4.1.1. Developer Notes

New in version 0.8.

Topology information consists of data that do not change over time, i.e. information that is the same for all time steps of a trajectory. This includes

  • identity of atoms (name, type, number, partial charge, ...) and to which residue and segment they belong; atoms are identified in MDAnalysis by their index, an integer number starting at 0 and incremented in the order of atoms found in the topology.
  • bonds (pairs of atoms)
  • angles (triplets of atoms)
  • dihedral angles (quadruplets of atoms) — proper and improper dihedrals should be treated separately

At the moment, only the identity of atoms is mandatory and at its most basic, the topology is simply a list of atoms to be associated with a list of coordinates.

The current implementation contains submodules for different topology file types. Each submodule must contain a function parse():

The function returns the basic MDAnalysis representation of the topology. At the moment, this is simply a dictionary with keys atoms, bonds, angles, dihedrals, impropers. The dictionary is stored as MDAnalysis.AtomGroup.Universe._topology.

Warning

The internal dictionary representation is subject to change. User code should not access this dictionary directly. The information provided here is solely for developers who need to work with the existing parsers.

The format of the individual keys is the following (see PSFParser for a reference implementation):

4.1.1.1. atoms

The atoms are represented as a list of Atom instances. The parser needs to initialize the Atom objects with the data read from the topology file.

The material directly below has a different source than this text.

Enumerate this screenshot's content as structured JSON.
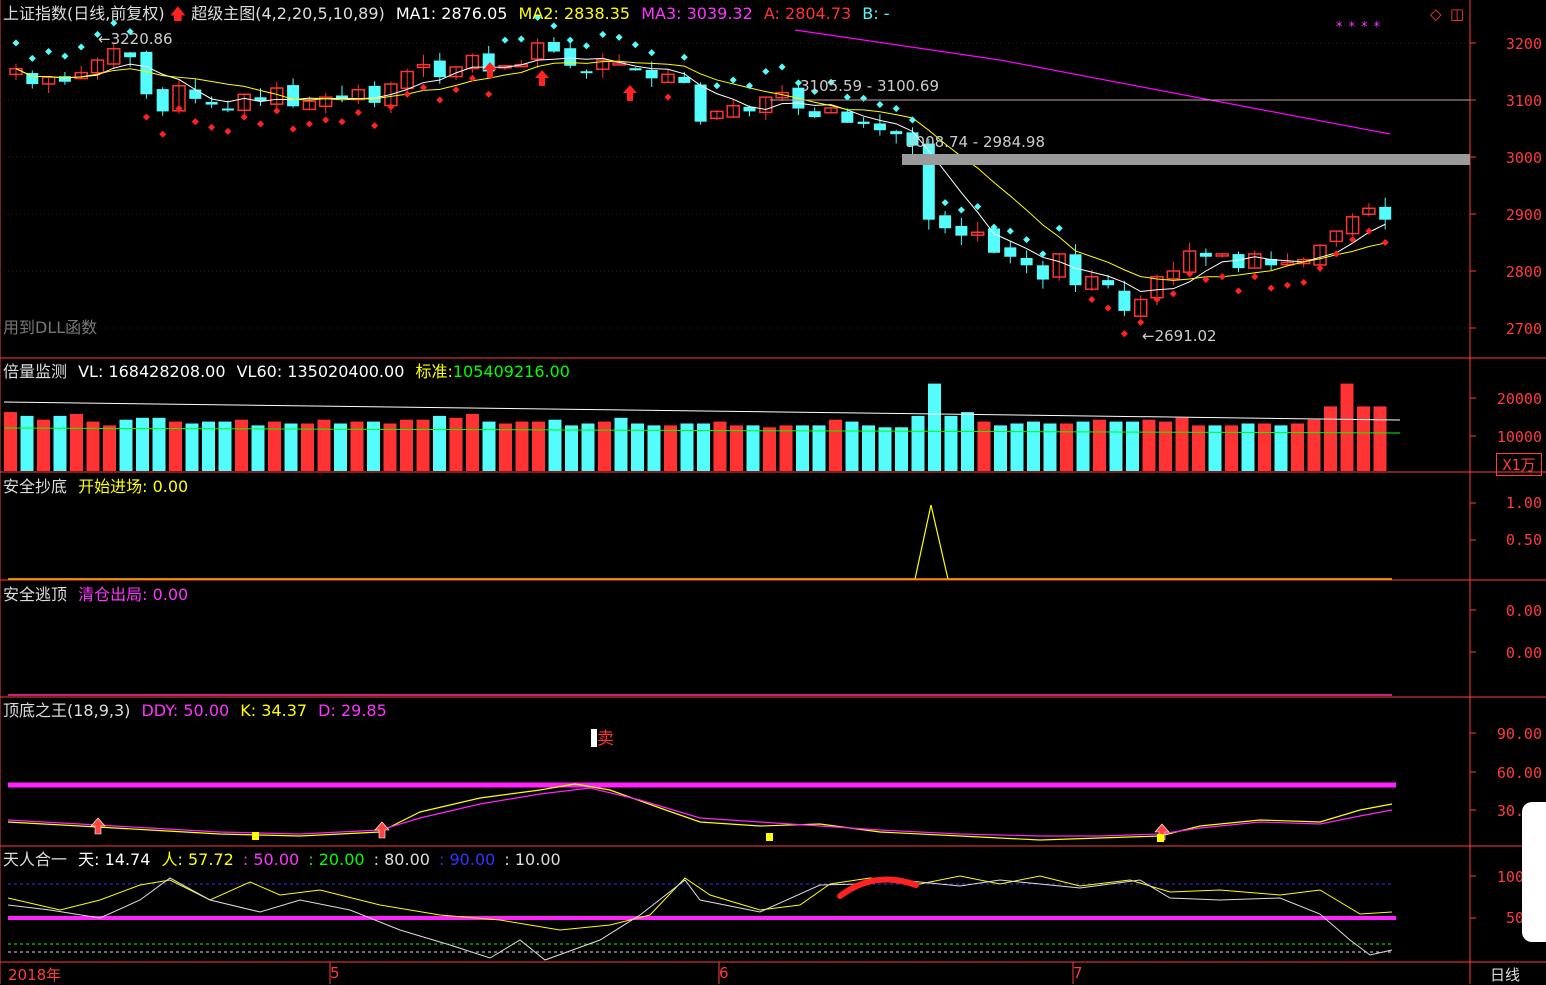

The order of atoms in the list must correspond to the sequence of atoms in the topology file. The atom’s index corresponds to its index in this list.

4.1.1.2. bonds

Bonds are represented as a tuple of tuple. Each tuple contains two atom numbers, which indicate the atoms between which the bond is formed. Only one of the two permutations is stored, typically the one with the lower atom number first.

4.1.1.3. bondorder

Some bonds have additional information called order. When available this is stored in a dictionary of format {bondtuple:order}. This extra information is then passed to Bond initialisation in u._init_bonds()

4.1.1.4. angles

Angles are represented by a list of tuple. Each tuple contains three atom numbers. The second of these numbers represents the apex of the angle.

4.1.1.5. dihedrals

Proper dihedral angles are represented by a list of tuple. Each tuple contains four atom numbers. The angle of the torsion is defined by the angle between the planes formed by atoms 1, 2, and 3, and 2, 3, and 4.

4.1.1.6. impropers

Improper dihedral angles are represented by a list of tuple. Each tuple contains four atom numbers. The angle of the improper torsion is again defined by the angle between the planes formed by atoms 1, 2, and 3, and 2, 3, and 4. Improper dihedrals differ from regular dihedrals as the four atoms need not be sequentially bonded, and are instead often all bonded to the second atom.